Non, je ne place pas le RN et Nouveau Front Populaire sur le même plan !
Laurent Joffrin avait exprimé un désaccord avec Bernard Cazeneuve sur l’attitude à adopter vis-à-vis du Nouveau Front Populaire. L’ancien Premier ministre nous adresse la mise au point suivante, que nous publions volontiers.
Dans son éditorial du Journal de ce jour, Laurent Joffrin sous-entend que je me serais éloigné de la gauche en souhaitant que les suffrages des électeurs se portent sur les candidats les plus républicains, dès le premier tour de l’élection prochaine, et pas sur ceux du RN ou de LFI. Il en déduit par ailleurs que de ce fait, je placerais le RN et le Nouveau Front populaire sur le même plan.
Ces propos appellent de ma part la mise au point suivante.

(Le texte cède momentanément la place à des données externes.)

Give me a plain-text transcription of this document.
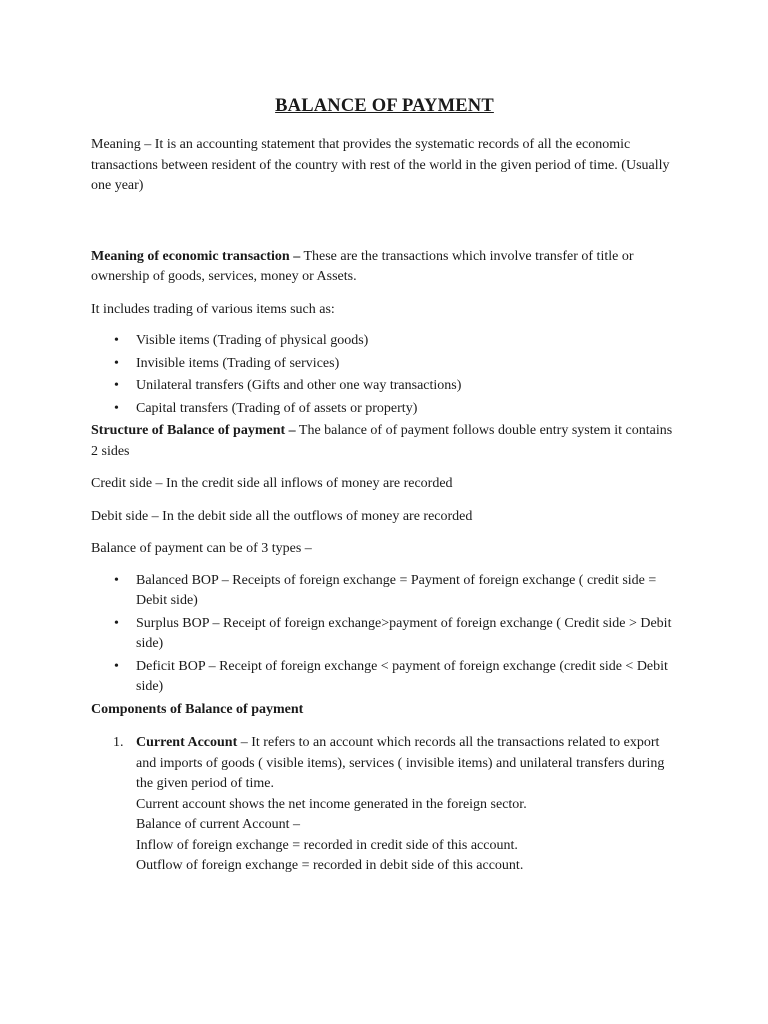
BALANCE OF PAYMENT

Meaning – It is an accounting statement that provides the systematic records of all the economic transactions between resident of the country with rest of the world in the given period of time. (Usually one year)

Meaning of economic transaction – These are the transactions which involve transfer of title or ownership of goods, services, money or Assets.

It includes trading of various items such as:

• Visible items (Trading of physical goods)
• Invisible items (Trading of services)
• Unilateral transfers (Gifts and other one way transactions)
• Capital transfers (Trading of of assets or property)

Structure of Balance of payment – The balance of of payment follows double entry system it contains 2 sides

Credit side – In the credit side all inflows of money are recorded

Debit side – In the debit side all the outflows of money are recorded

Balance of payment can be of 3 types –

• Balanced BOP – Receipts of foreign exchange = Payment of foreign exchange ( credit side = Debit side)
• Surplus BOP – Receipt of foreign exchange>payment of foreign exchange ( Credit side > Debit side)
• Deficit BOP – Receipt of foreign exchange < payment of foreign exchange (credit side < Debit side)

Components of Balance of payment

1. Current Account – It refers to an account which records all the transactions related to export and imports of goods ( visible items), services ( invisible items) and unilateral transfers during the given period of time.
Current account shows the net income generated in the foreign sector.
Balance of current Account –
Inflow of foreign exchange = recorded in credit side of this account.
Outflow of foreign exchange = recorded in debit side of this account.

On ne trouvera aucune déclaration de ma part plaçant les candidats du NFP et du RN sur le même plan. Je mets au défi quiconque d’en trouver une, car telle n’est pas ma pensée. J’ai même appelé clairement, dans toutes mes interviews, à voter pour tous les candidats de gauche, dès le premier tour de scrutin, à l’exception de ceux de LFI. Je fais même campagne pour certains d’entre eux dans de nombreux départements.
En revanche, j’ai condamné comme beaucoup d’autres avant moi, qui semblent l’avoir oublié, les comportements et déclarations de certains responsables et élus de LFI, qui ont heurté mes convictions, sur la question de l’ordre républicain, de l’antisémitisme ou de l’invasion de l’Ukraine : oui, je condamne les propos qui considèrent le Hamas comme une organisation de résistance, alors qu’elle est une organisation terroriste ; oui, je condamne les propos de Jean-Luc Mélenchon lorsqu’il laisse à penser que l’antisémitisme en France serait un problème résiduel en France et ceux de ses amis qui relativisent la portée des actes antisémites survenus dans le pays ; oui, je condamne la complaisance de LFI à l’égard du régime de Poutine, exprimée constamment par ses votes au Parlement européen ou à l’Assemblée nationale au cours des derniers mois. Oui, je m’inquiète de la présence dans une alliance d’un parti qui pratique des purges dignes des grandes heures du stalinisme.
Oui, je considère que ces questions ne relèvent pas de divergences secondaires, au point que bon nombre de socio-démocrates expriment leur gêne face à la présence dans l’alliance de cette organisation. Oui, parce que je suis de gauche, résolument, je ne souhaite pas que trop de suffrages aillent vers les candidats de ce parti-là, mais qu’ils se portent sur les républicains avec lesquels nous pouvons combattre plus efficacement le RN.
Oui, parce que j’appartiens à la grande famille de la gauche humaniste, je m’inquiète que certains en soient rendus à considérer qu’on s’éloigne d’elle, lorsqu’on dénonce les dérives de l’extrême gauche, pour des raisons à la fois morales et politiques, car on ne combat clairement l’abject que si on est déterminé à le condamner, partout où il peut se trouver, avec une même volonté de le déloger.
Puisque Laurent Joffrin a évoqué la rigueur intellectuelle dans son éditorial, voilà ce qu’elle aurait pu le conduire à écrire, en s’en tenant aux faits et en s’abstenant de me prêter des intentions qui n’ont jamais été les miennes et des propos que je n’ai jamais tenus. Enfin, la gauche, c’est aussi dans mon esprit une certaine bienveillance, un refus de nuire en cédant aux effets de manche ou de tribune. Cela explique aussi cette mise au point.